+1 -1 +4
Vote on this proposal

Charming python for Realtime monitoring and operational intelligence : Project NOCMATE-Rx

by konark modi (speaking)

Section
Infrastructure
Technical level
Intermediate

Objective

The system helps to view operations data,detect and respond to the changes and is used in day to day decision making to identify opportunities to drive operational efficiencies—as they happen.

This talk will cover how Python along with it's rich set of libraries/frameworks has helped us solve the challenge of setting up near real-time monitoring and operational intelligence across various layers system, networks, application , business or security in a mesh kind of system where each of them can be measured and analysed among others.

You cannot manage what you do not measure and to measure you need to monitor. Just like there are gauges and different panels for operating a car, similar is the case with any product.
There are infinite things to monitor and analyse, each metric that is monitored is like a piece of mosaic in a puzzle. They only get to form a shape when put together.

Description

Expanding the acronym NOCMATE-Rx :

  • N -> Network / Notifications
  • O -> Operations / (Operational Excellence)
  • C -> Center / (Central Monitoring Tool) / Correlation / Custom Metrics
  • M -> Metrics / Monitoring
  • A -> Alerts / Analysis
  • T -> Trends via Dashboards / troubleshooting / Thresholds
  • E -> Events

  • R -> Real-time / Reporting / Resource / Release Tracking

  • x -> Everything/Anything

Systems:

  • Security Devices(IDS/IPS,WAF)
  • Loadbalancer(F5:GTM/LTM)
  • NetworkDevices (Firewalls,Switches,Routers)
  • WebServers(Apache,ngnix)
  • ApplicationServers(Tomcat,JBoss,JETTY)
  • SOA
  • Caching(Memcache,Redis,Ehcache)
  • Data Stores(MySQL,Cassandra,MSSQL)
  • Logfiles
  • Virtualization(XEN Servers)
  • Web-Analytics Omniture)

Solutions:

  • Identification of sources, defining frameworks for collection mechanisms.
  • Writing/extending/customizing already available open source tools (like Graphite,ElasticSearch,Nagios/Centreon,Cheetah, F5)
  • Integrating components like trending, alerting, reporting yet keeping them separate.
  • Collecting metrics across so many horizontals and verticals can be very challenging this is where Visualization via dashboards form one the most crucial components because not only do they act as the presenting layer for the various metrics being collected , but also gives each set of user the power to see what metrics are of their interest.

Tools :

  • In-House Developed:

  • Inventory Management -> Puppet / Facters / Django(Python) based fact DB.
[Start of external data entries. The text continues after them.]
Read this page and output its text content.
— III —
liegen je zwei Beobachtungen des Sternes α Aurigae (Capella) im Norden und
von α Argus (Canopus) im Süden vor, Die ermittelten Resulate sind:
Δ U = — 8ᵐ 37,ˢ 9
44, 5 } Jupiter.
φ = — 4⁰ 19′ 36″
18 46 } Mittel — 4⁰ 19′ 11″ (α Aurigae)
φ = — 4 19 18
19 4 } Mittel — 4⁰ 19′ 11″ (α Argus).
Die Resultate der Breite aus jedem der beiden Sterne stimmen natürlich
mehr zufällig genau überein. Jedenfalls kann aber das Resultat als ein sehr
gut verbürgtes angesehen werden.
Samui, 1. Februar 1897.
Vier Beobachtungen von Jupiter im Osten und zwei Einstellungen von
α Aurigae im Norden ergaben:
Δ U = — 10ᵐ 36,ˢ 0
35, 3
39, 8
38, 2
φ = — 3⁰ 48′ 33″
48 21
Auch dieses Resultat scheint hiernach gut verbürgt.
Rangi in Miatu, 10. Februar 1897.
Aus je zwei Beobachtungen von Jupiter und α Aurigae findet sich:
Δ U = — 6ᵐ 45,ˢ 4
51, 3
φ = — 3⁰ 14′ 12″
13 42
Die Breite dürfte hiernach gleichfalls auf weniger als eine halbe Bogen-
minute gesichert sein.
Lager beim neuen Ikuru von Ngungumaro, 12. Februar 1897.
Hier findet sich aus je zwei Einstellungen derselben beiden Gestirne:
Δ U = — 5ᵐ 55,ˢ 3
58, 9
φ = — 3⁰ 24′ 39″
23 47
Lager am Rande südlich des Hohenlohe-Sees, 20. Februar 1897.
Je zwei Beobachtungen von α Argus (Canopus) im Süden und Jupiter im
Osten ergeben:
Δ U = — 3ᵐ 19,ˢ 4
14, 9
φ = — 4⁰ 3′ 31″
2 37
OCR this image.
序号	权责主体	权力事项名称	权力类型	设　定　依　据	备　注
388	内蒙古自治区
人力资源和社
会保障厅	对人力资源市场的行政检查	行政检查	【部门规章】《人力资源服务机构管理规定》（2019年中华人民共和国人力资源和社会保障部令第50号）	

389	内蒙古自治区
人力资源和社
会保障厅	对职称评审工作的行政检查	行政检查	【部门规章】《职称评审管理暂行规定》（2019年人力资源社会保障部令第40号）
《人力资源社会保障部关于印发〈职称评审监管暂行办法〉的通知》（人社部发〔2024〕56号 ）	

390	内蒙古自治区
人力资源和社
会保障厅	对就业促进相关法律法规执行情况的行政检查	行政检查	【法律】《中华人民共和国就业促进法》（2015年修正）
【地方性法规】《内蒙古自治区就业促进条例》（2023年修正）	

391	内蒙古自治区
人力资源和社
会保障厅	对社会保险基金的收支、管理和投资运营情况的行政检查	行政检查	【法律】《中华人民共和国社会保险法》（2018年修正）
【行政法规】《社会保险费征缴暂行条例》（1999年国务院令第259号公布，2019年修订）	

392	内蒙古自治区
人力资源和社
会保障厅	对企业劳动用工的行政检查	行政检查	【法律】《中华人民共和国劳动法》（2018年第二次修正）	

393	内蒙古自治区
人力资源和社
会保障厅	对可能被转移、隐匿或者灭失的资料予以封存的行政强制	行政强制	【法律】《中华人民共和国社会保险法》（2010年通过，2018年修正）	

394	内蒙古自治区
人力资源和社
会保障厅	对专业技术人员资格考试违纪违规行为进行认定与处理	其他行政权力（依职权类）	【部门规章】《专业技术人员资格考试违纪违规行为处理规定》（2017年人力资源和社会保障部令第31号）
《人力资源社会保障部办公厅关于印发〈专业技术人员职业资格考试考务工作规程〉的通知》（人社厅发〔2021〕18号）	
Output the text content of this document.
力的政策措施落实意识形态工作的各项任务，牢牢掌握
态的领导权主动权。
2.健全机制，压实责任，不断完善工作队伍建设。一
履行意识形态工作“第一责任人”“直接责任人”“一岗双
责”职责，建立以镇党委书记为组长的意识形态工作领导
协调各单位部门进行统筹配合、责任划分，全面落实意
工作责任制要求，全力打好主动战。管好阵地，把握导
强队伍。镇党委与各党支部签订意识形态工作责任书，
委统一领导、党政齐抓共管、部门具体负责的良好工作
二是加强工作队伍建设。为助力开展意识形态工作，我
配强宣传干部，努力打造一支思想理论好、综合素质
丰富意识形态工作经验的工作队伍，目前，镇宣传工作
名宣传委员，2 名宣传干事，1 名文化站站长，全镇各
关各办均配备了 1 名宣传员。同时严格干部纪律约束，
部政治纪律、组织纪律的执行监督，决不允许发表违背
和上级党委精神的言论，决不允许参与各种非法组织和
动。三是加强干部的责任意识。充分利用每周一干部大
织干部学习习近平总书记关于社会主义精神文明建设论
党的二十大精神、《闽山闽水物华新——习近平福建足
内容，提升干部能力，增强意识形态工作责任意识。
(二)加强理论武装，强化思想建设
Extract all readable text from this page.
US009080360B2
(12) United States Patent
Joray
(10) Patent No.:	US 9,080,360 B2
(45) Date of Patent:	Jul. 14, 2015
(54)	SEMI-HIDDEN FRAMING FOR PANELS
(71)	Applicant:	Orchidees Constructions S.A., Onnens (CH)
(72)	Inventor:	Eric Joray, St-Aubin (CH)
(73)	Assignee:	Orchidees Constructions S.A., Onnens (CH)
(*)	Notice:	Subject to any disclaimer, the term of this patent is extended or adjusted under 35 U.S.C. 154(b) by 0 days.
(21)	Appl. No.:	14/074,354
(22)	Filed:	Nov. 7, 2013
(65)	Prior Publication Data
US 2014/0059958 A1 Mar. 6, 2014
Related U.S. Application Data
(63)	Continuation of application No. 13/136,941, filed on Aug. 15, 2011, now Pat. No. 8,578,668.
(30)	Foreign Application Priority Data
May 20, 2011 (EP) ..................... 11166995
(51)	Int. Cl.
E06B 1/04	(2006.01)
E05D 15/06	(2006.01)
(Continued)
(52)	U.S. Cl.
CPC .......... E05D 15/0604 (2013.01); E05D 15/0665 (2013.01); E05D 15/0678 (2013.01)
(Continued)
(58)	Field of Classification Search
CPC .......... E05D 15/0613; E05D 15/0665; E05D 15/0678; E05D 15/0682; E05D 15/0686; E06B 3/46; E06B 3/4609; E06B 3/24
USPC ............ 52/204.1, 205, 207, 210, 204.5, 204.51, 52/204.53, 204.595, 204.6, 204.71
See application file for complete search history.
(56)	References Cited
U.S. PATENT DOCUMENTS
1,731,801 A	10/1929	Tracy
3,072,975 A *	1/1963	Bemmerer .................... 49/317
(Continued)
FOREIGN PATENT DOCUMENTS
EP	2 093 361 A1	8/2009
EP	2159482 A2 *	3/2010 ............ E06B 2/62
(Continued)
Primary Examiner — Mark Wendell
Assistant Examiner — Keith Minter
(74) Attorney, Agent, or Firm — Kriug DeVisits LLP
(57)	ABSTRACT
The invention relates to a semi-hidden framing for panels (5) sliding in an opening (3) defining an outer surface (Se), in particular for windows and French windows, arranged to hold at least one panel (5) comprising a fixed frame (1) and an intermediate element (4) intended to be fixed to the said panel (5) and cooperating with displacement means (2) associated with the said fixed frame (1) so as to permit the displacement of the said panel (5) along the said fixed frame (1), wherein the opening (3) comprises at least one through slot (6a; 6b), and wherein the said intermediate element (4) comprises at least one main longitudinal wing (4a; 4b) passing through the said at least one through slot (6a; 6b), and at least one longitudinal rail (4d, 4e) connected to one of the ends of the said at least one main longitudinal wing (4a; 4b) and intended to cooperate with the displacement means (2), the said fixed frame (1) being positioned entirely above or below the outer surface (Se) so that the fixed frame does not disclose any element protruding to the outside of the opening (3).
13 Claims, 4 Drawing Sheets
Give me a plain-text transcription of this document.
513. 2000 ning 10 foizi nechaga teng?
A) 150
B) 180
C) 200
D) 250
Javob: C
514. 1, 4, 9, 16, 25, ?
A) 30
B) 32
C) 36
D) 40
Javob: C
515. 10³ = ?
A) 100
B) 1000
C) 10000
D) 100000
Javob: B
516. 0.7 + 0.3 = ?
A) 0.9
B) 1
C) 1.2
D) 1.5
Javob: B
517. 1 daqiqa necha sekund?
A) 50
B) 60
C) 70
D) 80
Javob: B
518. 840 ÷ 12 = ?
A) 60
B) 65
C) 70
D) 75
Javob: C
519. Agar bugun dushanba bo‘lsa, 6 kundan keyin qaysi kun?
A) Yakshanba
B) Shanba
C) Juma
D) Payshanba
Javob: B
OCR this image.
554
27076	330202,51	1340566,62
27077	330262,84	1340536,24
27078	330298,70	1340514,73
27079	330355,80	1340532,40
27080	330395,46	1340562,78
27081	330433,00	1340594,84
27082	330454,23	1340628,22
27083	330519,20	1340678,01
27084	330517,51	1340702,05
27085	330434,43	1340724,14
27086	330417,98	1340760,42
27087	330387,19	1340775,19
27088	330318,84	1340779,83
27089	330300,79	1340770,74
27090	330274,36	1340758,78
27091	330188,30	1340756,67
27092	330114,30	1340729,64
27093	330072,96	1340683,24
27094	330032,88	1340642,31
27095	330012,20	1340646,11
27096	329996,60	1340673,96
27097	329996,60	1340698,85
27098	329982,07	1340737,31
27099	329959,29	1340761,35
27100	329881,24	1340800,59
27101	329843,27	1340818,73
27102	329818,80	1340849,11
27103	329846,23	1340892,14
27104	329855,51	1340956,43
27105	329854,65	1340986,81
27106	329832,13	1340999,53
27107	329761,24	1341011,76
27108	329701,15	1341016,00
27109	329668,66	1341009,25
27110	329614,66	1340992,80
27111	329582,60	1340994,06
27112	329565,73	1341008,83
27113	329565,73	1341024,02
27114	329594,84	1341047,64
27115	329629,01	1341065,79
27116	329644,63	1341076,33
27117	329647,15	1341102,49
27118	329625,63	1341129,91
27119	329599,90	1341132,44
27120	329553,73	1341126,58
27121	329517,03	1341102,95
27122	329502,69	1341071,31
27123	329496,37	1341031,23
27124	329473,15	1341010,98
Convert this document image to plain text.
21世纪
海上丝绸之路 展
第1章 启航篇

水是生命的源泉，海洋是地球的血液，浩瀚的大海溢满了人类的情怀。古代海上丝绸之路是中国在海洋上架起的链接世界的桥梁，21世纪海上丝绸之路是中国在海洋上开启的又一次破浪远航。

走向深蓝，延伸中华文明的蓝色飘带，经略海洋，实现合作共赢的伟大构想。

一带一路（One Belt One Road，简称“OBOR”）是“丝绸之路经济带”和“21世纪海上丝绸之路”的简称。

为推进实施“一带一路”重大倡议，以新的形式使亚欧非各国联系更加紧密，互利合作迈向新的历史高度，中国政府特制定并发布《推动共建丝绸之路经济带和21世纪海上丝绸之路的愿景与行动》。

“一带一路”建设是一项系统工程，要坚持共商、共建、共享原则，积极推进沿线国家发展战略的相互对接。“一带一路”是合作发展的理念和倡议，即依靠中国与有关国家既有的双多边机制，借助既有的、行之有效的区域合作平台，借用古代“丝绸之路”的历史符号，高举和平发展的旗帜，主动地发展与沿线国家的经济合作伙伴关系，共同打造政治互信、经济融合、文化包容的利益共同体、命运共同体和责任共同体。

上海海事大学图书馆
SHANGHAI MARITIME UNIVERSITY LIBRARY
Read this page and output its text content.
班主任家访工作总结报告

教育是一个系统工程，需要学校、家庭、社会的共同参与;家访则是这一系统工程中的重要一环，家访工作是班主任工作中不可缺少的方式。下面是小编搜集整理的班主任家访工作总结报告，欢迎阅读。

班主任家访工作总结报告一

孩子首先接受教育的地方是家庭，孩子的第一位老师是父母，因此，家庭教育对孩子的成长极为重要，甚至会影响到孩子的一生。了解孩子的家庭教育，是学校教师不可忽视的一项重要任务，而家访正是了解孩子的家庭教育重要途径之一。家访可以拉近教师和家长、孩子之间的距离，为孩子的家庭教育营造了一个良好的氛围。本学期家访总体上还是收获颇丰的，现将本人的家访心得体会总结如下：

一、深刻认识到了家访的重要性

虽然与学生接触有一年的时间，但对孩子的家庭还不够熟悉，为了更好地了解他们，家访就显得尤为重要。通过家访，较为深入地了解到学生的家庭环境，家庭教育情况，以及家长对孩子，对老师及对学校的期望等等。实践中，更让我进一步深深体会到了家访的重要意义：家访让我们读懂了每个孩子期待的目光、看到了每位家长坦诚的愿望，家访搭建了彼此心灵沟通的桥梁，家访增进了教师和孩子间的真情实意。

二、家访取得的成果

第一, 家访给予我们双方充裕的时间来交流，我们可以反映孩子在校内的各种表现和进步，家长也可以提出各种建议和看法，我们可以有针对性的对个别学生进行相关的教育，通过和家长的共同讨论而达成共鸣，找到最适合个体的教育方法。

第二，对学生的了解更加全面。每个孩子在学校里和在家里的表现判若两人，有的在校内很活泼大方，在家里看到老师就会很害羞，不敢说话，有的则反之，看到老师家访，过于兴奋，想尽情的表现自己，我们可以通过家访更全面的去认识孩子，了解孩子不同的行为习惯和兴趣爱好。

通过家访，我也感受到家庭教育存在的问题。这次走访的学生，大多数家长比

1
  • Poller Framework -> DBPoller etc to poll any SQL query from any RDBMS and create Key-Values to make them as metrics. Uses celery for distributed task processing.
  • Custom Dashboards -> Django(Python)
  • Cheetah -> Python, Selenium-RC and Jenkins(Hudson) integration for Real Time monitoring of website with nice Reporting and Alerting system developed from scratch.
  • LBManager -> Manage and Monitor the Load Balancer

  • Open Source:

  • Graphite -> Real-time Graphing / Trends

  • Diamond -> python daemon for System metrics
  • Nagios/Centreon -> system monitoring and Centralized Alerting framework
  • Observium -> Network Monitoring
  • JMXSH -> Java Apps Monitoring
  • Logster -> Parse web/application log files, generate metrics for Graphite
  • Puppet -> Infrastructure-As-Code
  • RabbitMQ (Messaging system) -> Monitoring metrics
  • Logstash -> Centralized log collection , Indexing using ElasticSearch as backend and Kibana as Web interface

Speaker bio

Piyush is currently managing Website Operations and is part of BI team at MakeMyTrip. At MakeMyTrip his daily affairs includes DevOps , Security Operations & Infrastructure initiatives and is responsible for business & operational goals for performance, security, and availability.
http://www.linkedin.com/in/piyushkumar

Konark Modi works as Assistant Manager for Website Operations @ MakeMyTrip.com. Major work focus areas include Designing/Writing/Implementing/Maintaining tools for monitoring/alerting purposes. Python/Django are the primary languages that is used in daily operations. Apart from this loves to interact with new technologies and keep updated with the latest happenings in the tech. space.